Let $X_1, ... ,X_n$ be i.i.d with a common density function: $f_x$, with finite mean $\mu$ and variance $ 0 < \sigma^2 < \infty$.
Consider the estimator $\hat \mu_n = \frac{1}{n-1} \sum_{i=1}^{n} X_i$.
Is the estimator biased or unbiased?
Update:
Given that I know it is a biased estimator now: I calculate the bias as
$E(\hat \mu_n) - \mu$ => $\frac{n\mu}{n-1} - \mu$ => $(\frac{1}{n-1})\mu$ => bias = $\frac{\mu}{n-1}$
Is this correct?
An unbiased estimator is one in which the expected value of the estimator is equal to the parameter to estimate.

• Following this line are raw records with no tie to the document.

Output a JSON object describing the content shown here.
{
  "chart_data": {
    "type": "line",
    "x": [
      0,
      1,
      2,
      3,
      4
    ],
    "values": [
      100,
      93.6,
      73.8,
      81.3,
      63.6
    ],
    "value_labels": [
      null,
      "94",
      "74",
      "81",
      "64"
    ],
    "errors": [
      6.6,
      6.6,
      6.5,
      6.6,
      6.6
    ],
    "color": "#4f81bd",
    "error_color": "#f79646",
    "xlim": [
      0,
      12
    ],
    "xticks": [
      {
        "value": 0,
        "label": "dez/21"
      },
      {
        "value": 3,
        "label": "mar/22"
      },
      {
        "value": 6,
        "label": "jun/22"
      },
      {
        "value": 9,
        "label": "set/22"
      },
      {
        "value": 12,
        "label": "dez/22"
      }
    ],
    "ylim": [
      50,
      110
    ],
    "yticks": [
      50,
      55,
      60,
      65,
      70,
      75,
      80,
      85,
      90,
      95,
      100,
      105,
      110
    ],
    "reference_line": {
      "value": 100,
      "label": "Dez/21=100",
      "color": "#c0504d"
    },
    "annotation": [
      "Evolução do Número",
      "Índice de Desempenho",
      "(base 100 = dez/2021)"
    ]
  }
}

This is a biased estimator for the mean $\mu$ of the distribution.
Your calculation has a mistake as sum is from 1 to n:
$E(\hat \mu_n) = \frac{1}{n-1} \sum_{i = 1}^{n} \mu = \frac{1}{n-1} (n)(\mu) \neq \mu$.
But note that the estimator is consistent as when $n \rightarrow \infty $ the estimator $\rightarrow \mu$ .
Update: Yes, you have correctly calculated the bias of your estimator $\hat \mu_n$ to be $\frac{\mu}{n-1}$.